Function ctrs::id [−][src]
pub fn id<T>(x: T) -> T
Identity is a unit under composition.
Overview
We describe a function over a generic type T that simply returns its parameterized value, unchanged. This might
seem a little odd.
But as Bartosz describes, the motivation for understanding identity is to enable a higher order of composition:
You might be asking yourself the question: Why would anyone bother with the identity function — a function that does nothing? Then again, why do we bother with the number zero? Zero is a symbol for nothing. Ancient Romans had a number system without a zero and they were able to build excellent roads and aqueducts, some of which survive to this day. Neutral values like zero or id are extremely useful when working
with symbolic variables. That’s why Romans were not very good at algebra, whereas the Arabs and the Persians, who were familiar with the concept of zero, were.
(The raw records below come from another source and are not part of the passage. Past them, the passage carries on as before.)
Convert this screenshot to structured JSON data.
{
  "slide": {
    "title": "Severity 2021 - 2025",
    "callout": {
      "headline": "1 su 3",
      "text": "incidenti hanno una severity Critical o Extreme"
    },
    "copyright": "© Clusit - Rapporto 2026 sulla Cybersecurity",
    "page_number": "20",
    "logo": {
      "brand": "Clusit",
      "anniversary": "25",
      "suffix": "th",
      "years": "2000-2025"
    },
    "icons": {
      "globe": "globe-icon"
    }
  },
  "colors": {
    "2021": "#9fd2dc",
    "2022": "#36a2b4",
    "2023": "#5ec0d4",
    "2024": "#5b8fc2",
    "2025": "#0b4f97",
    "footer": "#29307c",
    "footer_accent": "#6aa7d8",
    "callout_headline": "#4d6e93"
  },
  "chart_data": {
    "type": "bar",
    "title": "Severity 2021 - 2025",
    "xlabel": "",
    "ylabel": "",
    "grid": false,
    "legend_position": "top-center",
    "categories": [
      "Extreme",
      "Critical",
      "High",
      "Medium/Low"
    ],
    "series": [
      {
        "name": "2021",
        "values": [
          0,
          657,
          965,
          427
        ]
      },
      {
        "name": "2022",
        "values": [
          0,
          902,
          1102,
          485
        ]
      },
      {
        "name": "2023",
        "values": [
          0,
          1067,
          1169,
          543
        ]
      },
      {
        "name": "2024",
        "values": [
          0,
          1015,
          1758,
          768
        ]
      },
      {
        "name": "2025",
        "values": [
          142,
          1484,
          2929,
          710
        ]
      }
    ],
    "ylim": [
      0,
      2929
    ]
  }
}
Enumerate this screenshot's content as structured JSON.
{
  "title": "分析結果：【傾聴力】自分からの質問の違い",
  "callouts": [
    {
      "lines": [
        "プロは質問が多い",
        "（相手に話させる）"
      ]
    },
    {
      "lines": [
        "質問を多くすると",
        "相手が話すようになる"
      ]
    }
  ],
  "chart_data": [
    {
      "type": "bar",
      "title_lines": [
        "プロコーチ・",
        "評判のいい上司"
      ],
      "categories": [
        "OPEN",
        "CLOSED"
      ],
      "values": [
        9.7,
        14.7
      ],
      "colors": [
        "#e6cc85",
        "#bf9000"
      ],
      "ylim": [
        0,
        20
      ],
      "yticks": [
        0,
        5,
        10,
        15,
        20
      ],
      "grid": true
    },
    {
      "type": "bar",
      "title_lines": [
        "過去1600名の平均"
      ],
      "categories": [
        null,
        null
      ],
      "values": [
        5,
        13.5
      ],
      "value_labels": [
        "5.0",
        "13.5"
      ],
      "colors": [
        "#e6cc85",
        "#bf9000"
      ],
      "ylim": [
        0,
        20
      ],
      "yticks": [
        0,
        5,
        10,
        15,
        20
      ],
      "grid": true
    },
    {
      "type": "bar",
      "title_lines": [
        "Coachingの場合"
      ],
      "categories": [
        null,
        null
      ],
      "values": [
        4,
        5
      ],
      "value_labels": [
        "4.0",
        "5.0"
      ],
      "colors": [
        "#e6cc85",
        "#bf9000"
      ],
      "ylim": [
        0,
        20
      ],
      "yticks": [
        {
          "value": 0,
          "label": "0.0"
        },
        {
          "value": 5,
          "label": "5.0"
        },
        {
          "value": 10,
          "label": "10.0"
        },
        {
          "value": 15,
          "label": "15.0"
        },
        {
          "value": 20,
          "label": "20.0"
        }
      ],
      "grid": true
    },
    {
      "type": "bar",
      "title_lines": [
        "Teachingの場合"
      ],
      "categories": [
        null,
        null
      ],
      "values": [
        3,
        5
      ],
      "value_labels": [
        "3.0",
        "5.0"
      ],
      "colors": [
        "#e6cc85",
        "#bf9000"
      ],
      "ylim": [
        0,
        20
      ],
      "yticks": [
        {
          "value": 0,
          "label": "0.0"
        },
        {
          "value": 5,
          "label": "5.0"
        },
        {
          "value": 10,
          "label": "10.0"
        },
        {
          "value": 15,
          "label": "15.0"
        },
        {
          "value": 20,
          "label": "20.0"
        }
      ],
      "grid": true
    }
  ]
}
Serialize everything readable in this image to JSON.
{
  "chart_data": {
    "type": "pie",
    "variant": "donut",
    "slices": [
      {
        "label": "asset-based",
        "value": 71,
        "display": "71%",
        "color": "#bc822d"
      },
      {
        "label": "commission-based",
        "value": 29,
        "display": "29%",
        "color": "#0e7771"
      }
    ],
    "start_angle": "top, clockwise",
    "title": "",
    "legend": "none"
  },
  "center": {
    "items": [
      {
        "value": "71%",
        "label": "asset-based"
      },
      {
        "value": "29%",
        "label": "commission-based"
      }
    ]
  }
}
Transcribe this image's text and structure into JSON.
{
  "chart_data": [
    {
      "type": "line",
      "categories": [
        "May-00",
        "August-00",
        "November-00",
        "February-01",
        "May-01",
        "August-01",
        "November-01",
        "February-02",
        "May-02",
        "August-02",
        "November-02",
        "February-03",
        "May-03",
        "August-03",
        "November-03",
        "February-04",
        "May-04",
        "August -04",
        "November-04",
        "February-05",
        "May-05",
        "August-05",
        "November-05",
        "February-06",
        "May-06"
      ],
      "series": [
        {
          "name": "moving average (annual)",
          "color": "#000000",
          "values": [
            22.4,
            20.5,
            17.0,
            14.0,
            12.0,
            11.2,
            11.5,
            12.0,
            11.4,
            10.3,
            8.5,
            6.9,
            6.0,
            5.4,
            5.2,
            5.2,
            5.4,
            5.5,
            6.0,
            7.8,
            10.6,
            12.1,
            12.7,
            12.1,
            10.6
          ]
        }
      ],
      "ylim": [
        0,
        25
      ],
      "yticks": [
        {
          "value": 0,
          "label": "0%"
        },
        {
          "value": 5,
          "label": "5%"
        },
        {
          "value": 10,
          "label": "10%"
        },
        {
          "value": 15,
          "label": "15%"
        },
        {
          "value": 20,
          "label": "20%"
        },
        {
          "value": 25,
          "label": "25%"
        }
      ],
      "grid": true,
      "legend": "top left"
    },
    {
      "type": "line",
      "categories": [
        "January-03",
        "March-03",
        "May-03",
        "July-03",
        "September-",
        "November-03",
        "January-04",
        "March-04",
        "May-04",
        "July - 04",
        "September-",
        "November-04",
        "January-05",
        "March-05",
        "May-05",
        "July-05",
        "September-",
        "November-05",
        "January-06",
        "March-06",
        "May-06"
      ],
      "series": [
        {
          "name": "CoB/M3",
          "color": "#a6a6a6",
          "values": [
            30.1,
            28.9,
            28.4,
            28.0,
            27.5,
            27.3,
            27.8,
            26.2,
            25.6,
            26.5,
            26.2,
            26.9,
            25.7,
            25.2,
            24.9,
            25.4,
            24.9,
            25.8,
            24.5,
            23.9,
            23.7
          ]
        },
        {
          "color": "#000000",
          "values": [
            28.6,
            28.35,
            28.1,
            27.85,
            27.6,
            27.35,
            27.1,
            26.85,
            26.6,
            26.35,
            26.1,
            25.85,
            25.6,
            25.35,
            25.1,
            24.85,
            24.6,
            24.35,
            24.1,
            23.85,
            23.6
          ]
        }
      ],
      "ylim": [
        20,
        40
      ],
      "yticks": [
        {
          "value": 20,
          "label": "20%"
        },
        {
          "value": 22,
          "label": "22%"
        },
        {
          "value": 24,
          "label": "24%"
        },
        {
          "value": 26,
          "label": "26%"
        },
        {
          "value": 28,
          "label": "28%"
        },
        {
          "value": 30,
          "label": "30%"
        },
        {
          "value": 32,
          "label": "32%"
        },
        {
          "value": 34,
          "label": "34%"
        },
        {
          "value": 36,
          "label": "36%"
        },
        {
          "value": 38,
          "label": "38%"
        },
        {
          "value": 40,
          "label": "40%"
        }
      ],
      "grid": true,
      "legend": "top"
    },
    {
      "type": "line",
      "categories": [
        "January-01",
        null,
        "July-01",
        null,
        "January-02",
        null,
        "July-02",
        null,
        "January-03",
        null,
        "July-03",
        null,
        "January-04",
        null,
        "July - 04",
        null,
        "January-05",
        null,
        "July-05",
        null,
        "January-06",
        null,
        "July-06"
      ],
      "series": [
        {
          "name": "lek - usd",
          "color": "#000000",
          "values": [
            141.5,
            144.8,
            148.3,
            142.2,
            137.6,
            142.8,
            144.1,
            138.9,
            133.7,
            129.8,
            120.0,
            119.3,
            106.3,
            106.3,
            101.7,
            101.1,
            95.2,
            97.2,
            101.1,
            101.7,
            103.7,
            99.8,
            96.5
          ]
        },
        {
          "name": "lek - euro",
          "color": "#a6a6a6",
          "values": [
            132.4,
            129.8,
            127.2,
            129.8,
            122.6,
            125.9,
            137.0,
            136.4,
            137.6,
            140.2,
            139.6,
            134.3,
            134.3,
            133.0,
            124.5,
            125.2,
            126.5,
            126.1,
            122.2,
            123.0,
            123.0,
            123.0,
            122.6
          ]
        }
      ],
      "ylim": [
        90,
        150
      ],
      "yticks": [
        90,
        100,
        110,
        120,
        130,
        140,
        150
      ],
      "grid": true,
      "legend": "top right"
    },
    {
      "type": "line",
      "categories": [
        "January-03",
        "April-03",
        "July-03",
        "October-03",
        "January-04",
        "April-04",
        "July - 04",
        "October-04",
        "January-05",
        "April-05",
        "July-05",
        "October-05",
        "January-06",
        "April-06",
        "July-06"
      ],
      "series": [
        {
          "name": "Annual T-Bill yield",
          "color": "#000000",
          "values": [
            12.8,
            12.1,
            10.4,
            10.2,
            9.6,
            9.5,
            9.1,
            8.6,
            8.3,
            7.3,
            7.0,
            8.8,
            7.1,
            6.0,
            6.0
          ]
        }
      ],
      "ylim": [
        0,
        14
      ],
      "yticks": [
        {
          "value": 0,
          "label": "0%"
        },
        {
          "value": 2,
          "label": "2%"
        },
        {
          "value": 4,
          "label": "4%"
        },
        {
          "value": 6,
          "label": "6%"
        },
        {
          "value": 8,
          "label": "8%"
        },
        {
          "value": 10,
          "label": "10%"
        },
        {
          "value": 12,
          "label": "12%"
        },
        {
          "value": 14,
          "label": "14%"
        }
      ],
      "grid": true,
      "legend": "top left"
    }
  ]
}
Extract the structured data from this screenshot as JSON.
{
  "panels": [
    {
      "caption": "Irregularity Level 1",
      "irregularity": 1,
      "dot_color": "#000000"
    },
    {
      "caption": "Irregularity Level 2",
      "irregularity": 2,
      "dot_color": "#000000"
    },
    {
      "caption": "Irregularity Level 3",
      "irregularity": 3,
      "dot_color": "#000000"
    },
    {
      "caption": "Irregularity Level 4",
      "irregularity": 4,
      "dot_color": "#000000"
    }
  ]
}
So the identity function becomes very handy as an argument to, or a return from, a higher-order function. Higher order functions are what make symbolic manipulation of functions possible. They are the algebra of functions.
To summarize: A category consists of objects and arrows (mor phisms). Arrows can be composed, and the composition is associative.
Every object has an identity arrow that serves as a unit under composition.
Example
use ctrs::id; let x = 1; assert_eq!(id(1), 1); let y = "OK"; assert_eq!(id(y), "OK");